The SRSG made his special noise, and the ambassador continued.
“This can’t go on,” she said.
The government of the United States felt it an embarrassment, having invested so many hundreds of millions of dollars in Haitian peacekeeping and Haitian nation building, to see the headquarters of the Haitian electoral process under siege. It was a personal embarrassment to the secretary of state, who not two weeks earlier in congressional testimony had mentioned “continuing and ongoing progress” in Haitian reform as justification of the administration’s policies in the Caribbean and Latin America.

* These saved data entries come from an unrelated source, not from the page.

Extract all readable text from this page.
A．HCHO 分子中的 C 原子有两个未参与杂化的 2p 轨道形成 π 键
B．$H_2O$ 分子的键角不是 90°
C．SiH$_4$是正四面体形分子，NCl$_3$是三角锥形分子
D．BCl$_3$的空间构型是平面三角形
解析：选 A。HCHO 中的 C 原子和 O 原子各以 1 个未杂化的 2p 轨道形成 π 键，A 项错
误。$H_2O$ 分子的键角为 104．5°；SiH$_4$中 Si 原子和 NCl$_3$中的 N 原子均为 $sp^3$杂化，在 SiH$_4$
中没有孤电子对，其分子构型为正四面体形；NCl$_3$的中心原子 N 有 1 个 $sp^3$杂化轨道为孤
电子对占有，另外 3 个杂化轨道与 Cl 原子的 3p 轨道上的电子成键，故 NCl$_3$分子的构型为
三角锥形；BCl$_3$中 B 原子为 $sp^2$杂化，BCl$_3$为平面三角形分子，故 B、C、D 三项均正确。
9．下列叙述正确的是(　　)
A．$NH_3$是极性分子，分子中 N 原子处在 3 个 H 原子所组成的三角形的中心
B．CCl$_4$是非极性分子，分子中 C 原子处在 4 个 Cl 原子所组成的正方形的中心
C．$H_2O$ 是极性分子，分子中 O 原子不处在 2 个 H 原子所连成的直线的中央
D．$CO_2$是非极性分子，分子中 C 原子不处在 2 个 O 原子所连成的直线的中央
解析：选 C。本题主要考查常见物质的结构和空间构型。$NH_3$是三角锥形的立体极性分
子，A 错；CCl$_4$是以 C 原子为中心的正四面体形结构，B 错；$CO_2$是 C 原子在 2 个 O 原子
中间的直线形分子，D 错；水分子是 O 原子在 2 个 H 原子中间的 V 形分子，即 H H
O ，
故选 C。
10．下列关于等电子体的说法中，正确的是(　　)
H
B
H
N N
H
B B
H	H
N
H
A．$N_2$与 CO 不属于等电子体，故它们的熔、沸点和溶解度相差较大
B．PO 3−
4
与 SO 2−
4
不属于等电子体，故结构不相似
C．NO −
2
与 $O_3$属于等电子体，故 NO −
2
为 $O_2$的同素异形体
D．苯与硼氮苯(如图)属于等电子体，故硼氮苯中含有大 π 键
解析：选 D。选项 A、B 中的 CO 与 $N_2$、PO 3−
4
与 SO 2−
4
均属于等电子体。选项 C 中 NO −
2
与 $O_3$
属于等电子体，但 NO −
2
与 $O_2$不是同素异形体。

“We are under pressure here, Dag.”
The SRSG hung up the phone and massaged his face with his fingertips. It was indeed a delicate situation — but it was to resolve situations like this one that there were peacekeepers, after all, and diplomats, and men like the SRSG, who make special noises. On the one hand, there was the president of Haiti, who was quite correct in denouncing the illegal occupation of the headquarters of the electoral authority. On the other hand (and the SRSG knew, from long experience, there was always a countervailing hand), you had these protesters who were also quite correct. How sad it was that they couldn’t vote. The tragedy of peacekeeping, he reflected, was that you are inevitably on the wrong side of someone who is in the right. Perhaps, he thought, that was the tragedy of life.
The SRSG invited Johel to lunch at his private residence in Bourdon.
* * *
I awoke around dawn to see the marchandes and their donkeys coming down from the hills, saddlebags stuffed with the first breadfruit and avocados of the season, or leading goats to their doom. These women were the Haiti that I loved best — indomitable, mystical, courageous. Nothing would have stopped their slow progression down the hill to market, certainly not politics: that was Port-au-Prince business, something that got the menfolk huddled around the radios all heated up. Even if Jérémie were in flames, they would have kept coming, setting up the breadfruit on a groundsheet, sitting patiently until the good Lord saw fit to send them a client.
That morning, from his pulpit in the cathedral, the bishop called for calm. As always in moments of crisis, the cathedral was full, and the bishop advised his flock to avoid those old devil twins: rage and pride. Later, the town would discuss the sermon, trying to understand the political implications. The bishop had been a prominent supporter of the Sénateur: Was he again coming to his longtime friend’s assistance? Or had his speech been aimed at a narrower audience — the chief of the PNH, who took Communion from his habitual central pew? Was it a tailored message to this man alone, urging him to break with the Sénateur? Nobody supposed that in Haiti the Church represented God alone.